Love, who has always had a wild imagination and seemingly endless energy, was hooked. His mother had seen him tap along to songs in the backseat of the family car and, as a result, had asked if he wanted music lessons. Her accurate intuition paid off for her son. And after writing some songs and learning about music and the guitar, Love could soon see a roadmap for himself. He began to take that direction, putting one foot in front of the other until the future began to unfold. He wrote more and more songs in his bedroom, diving into folk, hip-hop and rock music. Not long after, he wanted to record and to perform.
“I felt this thing right away,” Love says. “When I wrote a song, for some reason I wanted to record it onto a cassette with my boom box. That was a really important part of the process.
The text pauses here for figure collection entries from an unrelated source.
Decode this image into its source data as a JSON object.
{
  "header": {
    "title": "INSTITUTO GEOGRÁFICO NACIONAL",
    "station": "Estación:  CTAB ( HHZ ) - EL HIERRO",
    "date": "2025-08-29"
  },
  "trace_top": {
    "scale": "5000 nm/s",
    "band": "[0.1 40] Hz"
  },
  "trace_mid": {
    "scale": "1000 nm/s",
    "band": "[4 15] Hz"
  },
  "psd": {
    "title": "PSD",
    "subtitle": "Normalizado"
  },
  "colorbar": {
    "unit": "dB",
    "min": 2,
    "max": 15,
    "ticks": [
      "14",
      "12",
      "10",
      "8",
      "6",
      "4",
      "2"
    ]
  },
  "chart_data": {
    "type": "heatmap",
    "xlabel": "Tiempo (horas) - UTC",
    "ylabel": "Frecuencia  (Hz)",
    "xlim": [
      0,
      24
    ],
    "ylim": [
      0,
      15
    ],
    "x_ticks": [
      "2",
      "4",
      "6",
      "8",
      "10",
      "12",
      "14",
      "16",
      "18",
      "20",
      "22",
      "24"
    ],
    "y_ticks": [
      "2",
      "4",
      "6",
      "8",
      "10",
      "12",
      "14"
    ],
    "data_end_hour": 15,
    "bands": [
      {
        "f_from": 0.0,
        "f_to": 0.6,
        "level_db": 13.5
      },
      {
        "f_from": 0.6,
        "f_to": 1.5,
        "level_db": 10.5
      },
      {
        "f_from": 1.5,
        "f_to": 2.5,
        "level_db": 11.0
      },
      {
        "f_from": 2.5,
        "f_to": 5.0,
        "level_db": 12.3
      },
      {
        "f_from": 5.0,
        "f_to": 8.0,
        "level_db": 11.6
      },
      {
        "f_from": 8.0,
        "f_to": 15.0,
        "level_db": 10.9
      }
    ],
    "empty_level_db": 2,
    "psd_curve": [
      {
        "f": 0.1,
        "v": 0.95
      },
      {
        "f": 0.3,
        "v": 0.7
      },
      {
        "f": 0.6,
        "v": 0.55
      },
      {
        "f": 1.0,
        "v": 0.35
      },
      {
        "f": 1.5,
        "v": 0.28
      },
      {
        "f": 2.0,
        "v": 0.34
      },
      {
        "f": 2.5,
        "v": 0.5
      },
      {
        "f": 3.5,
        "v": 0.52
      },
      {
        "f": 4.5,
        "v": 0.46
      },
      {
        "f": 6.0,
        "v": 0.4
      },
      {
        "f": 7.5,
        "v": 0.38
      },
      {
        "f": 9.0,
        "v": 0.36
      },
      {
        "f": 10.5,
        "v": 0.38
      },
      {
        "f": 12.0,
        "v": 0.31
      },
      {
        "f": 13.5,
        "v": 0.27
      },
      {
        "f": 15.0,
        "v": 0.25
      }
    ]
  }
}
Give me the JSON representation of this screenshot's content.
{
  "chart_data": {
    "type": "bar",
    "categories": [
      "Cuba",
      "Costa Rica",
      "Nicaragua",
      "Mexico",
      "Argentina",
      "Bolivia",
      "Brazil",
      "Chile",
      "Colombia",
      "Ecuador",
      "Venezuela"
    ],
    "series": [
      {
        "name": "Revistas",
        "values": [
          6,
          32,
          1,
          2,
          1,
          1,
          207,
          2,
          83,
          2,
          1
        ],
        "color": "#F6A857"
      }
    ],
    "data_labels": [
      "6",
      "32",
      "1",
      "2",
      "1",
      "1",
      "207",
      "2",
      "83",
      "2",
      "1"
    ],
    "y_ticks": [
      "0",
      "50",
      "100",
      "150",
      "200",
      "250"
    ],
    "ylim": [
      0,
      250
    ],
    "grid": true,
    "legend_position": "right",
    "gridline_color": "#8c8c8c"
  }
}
I wanted to write a song, memorize it, record it and then I wanted to play it in front of people.”
At the time, Love was still only 15- or 16-years old. He’d quit his lessons but he was as involved in music as ever. He would look in the back pages of the local newspapers for the rare open mic, talent show or other opportunity to play. But, thankfully for Love, there was a place where he could go to grow and learn without worry. For Love, that meant busking on the street corner. In Philadelphia, there is one street in particular that sees a lot of foot traffic: South Street. There is a vibrant performance culture there, including magicians and puppeteers, drummers, someone playing Mozart on half-full drinking glasses. Love fit right in.
“I was like, ‘Holy shit, I just made $20 at 16-years-old!’” Love says. “In 1987, that was a lot of money.”
Love’s appreciation for busking took him to Boston. Bean Town had a rule where, for $25, buskers could purchase a permit and play whenever they wanted. Busking in Boston, says Love, wasn’t looked down upon as it was in other cities, including parts of Philly. So, Love followed his passion for music and moved north to hone his craft. He began to bridge the folk music he’d learned in his music lessons with his love of hip-hop and beats that he’d learned about on the streets of Philadelphia in break-dancing circles and basketball games. Love began to find his voice, blending frenetic lyricism with blues music, rapping over his acoustic playing. It was then, he was called back to the City of Brotherly Love to partake in the biggest break of his young career.
Love had sent a demo to the Philadelphia Music Conference. He’d seen a flyer for it in some coffee shop and he thought why not try out? To his surprise, though, the conference called him back – eagerly and enthusiastically. At the time, if you were an independent musician, there were few chances to get your music heard by the industry. The Philadelphia Music Conference was one of those rare chances. Love got to attend the event with his band, perform (opening for The Roots, as luck would have it) and take advantage of free studio time that would later lead to his 1994 debut record, G. Love and Special Sauce.
“It was like winning the lottery,” Love says. “I was jumping up and down in my apartment. After that, we got signed. Nine months after the band had our first rehearsal, we signed to a major label with a seven record deal and got a $250,000 check.”
Love became a favorite amongst college students and listeners of rock, rap, folk and reggae music. The artist later joined forces with the songwriter, Jack Johnson, who Loved helped first to discover. The two collaborated on the song, “Rodeo Clowns,” which became a hit for both artists and helped Love, who was dropped by Sony post-September 11th and who later signed to Johnson’s Brushfire Fairytales label. It was one of many serendipitous moments for a career musician who has been connected to so much in the industry over decades. Love’s latest, The Juice, which was produced by the famed artist, Keb’ Mo, was released in January of this year.
“My job is to make people happy and inspire them,” Love says. “To connect and communicate with them. That’s what I think the purpose of all my songs are and the purpose of my live performances. While it’s a crazy time to be out here doing this now, we’re still finding ways to do it right.”